Parece que algunas líneas del metro de París no han cambiado en cincuenta años. Es como un viaje en el tiempo: ves Pickpocket ves Le diable, probablement y ahí están, las mismas puertas abriéndose antes de tiempo.
Los primeros meses que pasé allí estuve llegando considerablemente tarde a casi todos los lugares. No me acostumbraba a los tiempos ni a los transbordos ni al extraño juego de salidas en algunas estaciones, los pasillos se me hacían interminables y, torpe como soy, acababa perdiéndome o llegando a veces al mismo punto del que había partido.
Como siempre iba con prisas, solía ser el primero del vagón que abría la puerta. En Madrid, si accionas la manivela cuando el tren aún no se ha detenido, la puerta no se abre; la acción sirve de preparatorio, anuncia a los demás la huida: es un acto simple, universal y certero. A veces, cuando la puerta tarda en abrirse más de lo normal, se crea una lucha tácita de varios segundos entre tú, que agitas la manivela compulsivamente desde el coche, y el otro, el que está en el andén, por ver quién da con la sacudida definitiva.
En París es más fácil: la levantas y se abre, y entonces surge la tentación de saltar. Como llegaba siempre tarde, abría la puerta corriendo y tenía que esperar a que el tren acabase de frenar, porque sabía que, si saltaba, la inercia y mi torpeza me prepararían un desenlace fatal.
Muchas veces me he preguntado qué convierte a cierto director en un gran cineasta. Ayer volví a ver Le diable, probablement, una de las películas menos aclamadas de Robert Bresson.
La protagoniza un joven suicida, alguien que ha perdido toda la conexión con el mundo y lo considera un lugar ingrato e innecesario —y alude a razones apocalípticas, como la inminente catástrofe ecológica, y existenciales, como el “sentido” de las acciones reales—. Parece una película sobre el fin del mundo, pero es una película sobre el mundo: se ha dicho que es “punk” y “nihilsita”, pero es poética e incluso vitalista.

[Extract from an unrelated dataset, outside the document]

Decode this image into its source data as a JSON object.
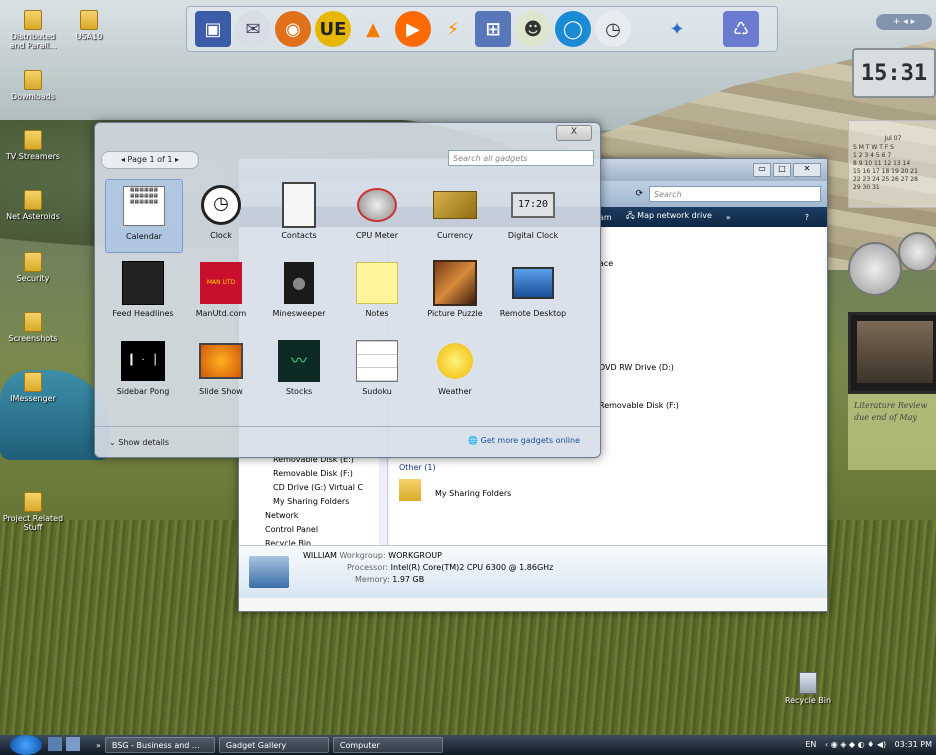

Solo que Bresson, como es un gran cineasta, no subraya sus intenciones. Basta esta escena para comprobar por qué la imagen, la película, niega sin entrometerse el comportamiento de su protagonista: es el último viaje en metro de Charles, lleva en su bolsillo una pistola y un fajo de billetes que le dará a su verdugo, un amigo suyo con quien ha acordado el “suicidio” porque él no se atreve a hacerlo solo. Parece una secuencia normal, pero el titubeo del compañero descubre la esencia de la película: no sabemos si se mueve él o lo mueve el metro, si se acerca resignado a la puerta o si se está dejando llevar, es decir: no sabemos si se mueve él o lo mueve el mundo. Es cine, no literatura: no podemos entrar en su mente. Aunque abren el tren en marcha, no saltan (me recuerda a Roquentin: «Sé que nunca más volveré a saltar»); aunque no lo parezca, no tienen prisa.